Trial Highlights for Sotatercept

• Sotatercept is an ActRIIA-IgG1 fusion protein trap that has been studied for its effects on hemoglobin concentration, bone mineral density (BMD), and abdominal aortic vascular calcification in patients with end-stage kidney disease (ESKD) 3.
• The REN-001 and REN-002 phase II studies examined the safety, tolerability, and effects of sotatercept in patients with ESKD, with results showing a dose-related increase in hemoglobin concentration and a slowing of vascular calcification 3.
• The most common adverse events during treatment with sotatercept were hypertension, muscle spasm, headache, arteriovenous fistula site complication, and influenza, which were observed in both treatment and placebo groups 3.

Anemia Management in Chronic Kidney Disease

• Anemia is a prevalent and premature comorbidity in chronic kidney disease (CKD) and is associated with multiple adverse clinical consequences, including increased mortality 4.
• Erythropoiesis-stimulating agents (ESAs) and iron supplementation are the cornerstones of therapy for correcting anemia in CKD patients, but there are no generally accepted dosing algorithms for these agents 4.
• Higher hemoglobin targets have been associated with more harm than benefit, including increased risk for stroke, hypertension, and vascular access thrombosis and mortality 5.

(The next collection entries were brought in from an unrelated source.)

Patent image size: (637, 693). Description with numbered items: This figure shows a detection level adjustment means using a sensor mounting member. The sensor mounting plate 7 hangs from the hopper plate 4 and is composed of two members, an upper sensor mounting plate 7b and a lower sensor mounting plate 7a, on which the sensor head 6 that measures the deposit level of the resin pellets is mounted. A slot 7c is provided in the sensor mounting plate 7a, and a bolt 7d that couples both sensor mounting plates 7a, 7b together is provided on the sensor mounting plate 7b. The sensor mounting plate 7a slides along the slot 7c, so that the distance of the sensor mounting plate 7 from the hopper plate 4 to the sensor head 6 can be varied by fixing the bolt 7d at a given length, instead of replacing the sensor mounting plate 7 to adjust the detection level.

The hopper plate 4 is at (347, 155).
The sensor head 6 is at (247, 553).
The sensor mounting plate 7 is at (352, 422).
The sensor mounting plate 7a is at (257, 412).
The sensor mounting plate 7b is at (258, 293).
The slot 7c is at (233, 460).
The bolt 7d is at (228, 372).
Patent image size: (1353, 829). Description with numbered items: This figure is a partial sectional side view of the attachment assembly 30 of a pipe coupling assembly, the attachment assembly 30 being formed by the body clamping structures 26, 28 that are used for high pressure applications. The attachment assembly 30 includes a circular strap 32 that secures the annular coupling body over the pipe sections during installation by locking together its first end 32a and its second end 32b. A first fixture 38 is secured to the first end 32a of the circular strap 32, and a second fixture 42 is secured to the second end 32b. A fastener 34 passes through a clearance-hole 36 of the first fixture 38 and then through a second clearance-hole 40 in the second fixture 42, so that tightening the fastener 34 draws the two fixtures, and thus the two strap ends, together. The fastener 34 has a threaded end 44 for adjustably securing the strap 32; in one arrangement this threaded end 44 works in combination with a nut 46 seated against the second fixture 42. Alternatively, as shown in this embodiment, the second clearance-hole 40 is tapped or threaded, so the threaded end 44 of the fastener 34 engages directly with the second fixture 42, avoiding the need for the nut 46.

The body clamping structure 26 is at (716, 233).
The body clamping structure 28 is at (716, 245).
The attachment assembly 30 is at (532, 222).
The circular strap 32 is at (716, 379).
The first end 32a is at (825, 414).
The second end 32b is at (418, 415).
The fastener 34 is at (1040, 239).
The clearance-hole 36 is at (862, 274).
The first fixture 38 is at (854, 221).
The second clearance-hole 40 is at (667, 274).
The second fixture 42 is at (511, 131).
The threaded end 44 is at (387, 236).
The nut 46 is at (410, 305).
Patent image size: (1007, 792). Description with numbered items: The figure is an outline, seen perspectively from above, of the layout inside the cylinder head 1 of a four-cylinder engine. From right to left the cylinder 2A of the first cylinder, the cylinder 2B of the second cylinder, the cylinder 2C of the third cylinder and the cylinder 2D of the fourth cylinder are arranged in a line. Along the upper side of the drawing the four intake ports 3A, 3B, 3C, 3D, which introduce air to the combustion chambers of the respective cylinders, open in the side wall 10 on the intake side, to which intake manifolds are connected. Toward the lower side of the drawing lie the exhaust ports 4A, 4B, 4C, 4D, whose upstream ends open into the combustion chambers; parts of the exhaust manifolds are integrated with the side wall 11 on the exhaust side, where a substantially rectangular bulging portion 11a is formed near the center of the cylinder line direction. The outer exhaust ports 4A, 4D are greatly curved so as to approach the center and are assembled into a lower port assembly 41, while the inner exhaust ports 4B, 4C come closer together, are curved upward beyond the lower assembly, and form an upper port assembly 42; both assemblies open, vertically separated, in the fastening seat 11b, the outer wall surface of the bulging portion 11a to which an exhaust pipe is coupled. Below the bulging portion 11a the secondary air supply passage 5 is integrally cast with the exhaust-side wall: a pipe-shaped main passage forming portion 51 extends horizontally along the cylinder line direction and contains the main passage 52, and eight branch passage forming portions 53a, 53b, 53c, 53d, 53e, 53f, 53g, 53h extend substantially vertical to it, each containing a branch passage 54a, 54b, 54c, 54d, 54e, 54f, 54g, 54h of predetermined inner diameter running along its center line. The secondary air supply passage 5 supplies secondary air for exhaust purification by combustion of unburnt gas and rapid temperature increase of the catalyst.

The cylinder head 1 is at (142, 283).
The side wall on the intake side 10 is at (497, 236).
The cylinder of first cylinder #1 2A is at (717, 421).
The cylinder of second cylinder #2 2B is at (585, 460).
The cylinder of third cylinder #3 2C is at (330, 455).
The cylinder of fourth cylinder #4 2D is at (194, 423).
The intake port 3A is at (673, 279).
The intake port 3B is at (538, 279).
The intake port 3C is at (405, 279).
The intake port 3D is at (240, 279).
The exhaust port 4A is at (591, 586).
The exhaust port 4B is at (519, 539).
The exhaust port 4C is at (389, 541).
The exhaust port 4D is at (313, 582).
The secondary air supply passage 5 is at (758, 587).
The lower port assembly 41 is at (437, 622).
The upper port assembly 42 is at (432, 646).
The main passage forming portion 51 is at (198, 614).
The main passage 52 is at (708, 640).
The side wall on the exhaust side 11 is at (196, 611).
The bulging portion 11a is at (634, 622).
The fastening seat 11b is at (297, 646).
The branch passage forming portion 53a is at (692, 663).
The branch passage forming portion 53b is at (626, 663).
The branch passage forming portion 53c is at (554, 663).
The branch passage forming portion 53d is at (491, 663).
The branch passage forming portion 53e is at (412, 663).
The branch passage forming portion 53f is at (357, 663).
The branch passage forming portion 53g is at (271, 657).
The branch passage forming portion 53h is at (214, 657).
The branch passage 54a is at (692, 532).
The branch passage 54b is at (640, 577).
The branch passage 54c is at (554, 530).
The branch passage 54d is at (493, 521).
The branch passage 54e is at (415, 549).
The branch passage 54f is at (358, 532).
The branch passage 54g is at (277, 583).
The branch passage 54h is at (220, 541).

Future Directions for Anemia Treatment

• New strategies for managing anemia in CKD are being developed, including hypoxia-inducible factor prolyl hydroxylase inhibitors (HIF-PHIs), which have shown promise in increasing endogenous erythropoietin production and improving iron availability 6.
• Recent clinical trials have elucidated important aspects of iron supplementation, which may change treatment targets in the future 6.
• Sotatercept, as a first-in-class activin signaling inhibitor, has been studied in a phase III trial for the treatment of pulmonary arterial hypertension (PAH), with results showing no clinically meaningful differences in pharmacokinetics, efficacy, and safety between participants who developed antidrug antibodies and those who did not 7.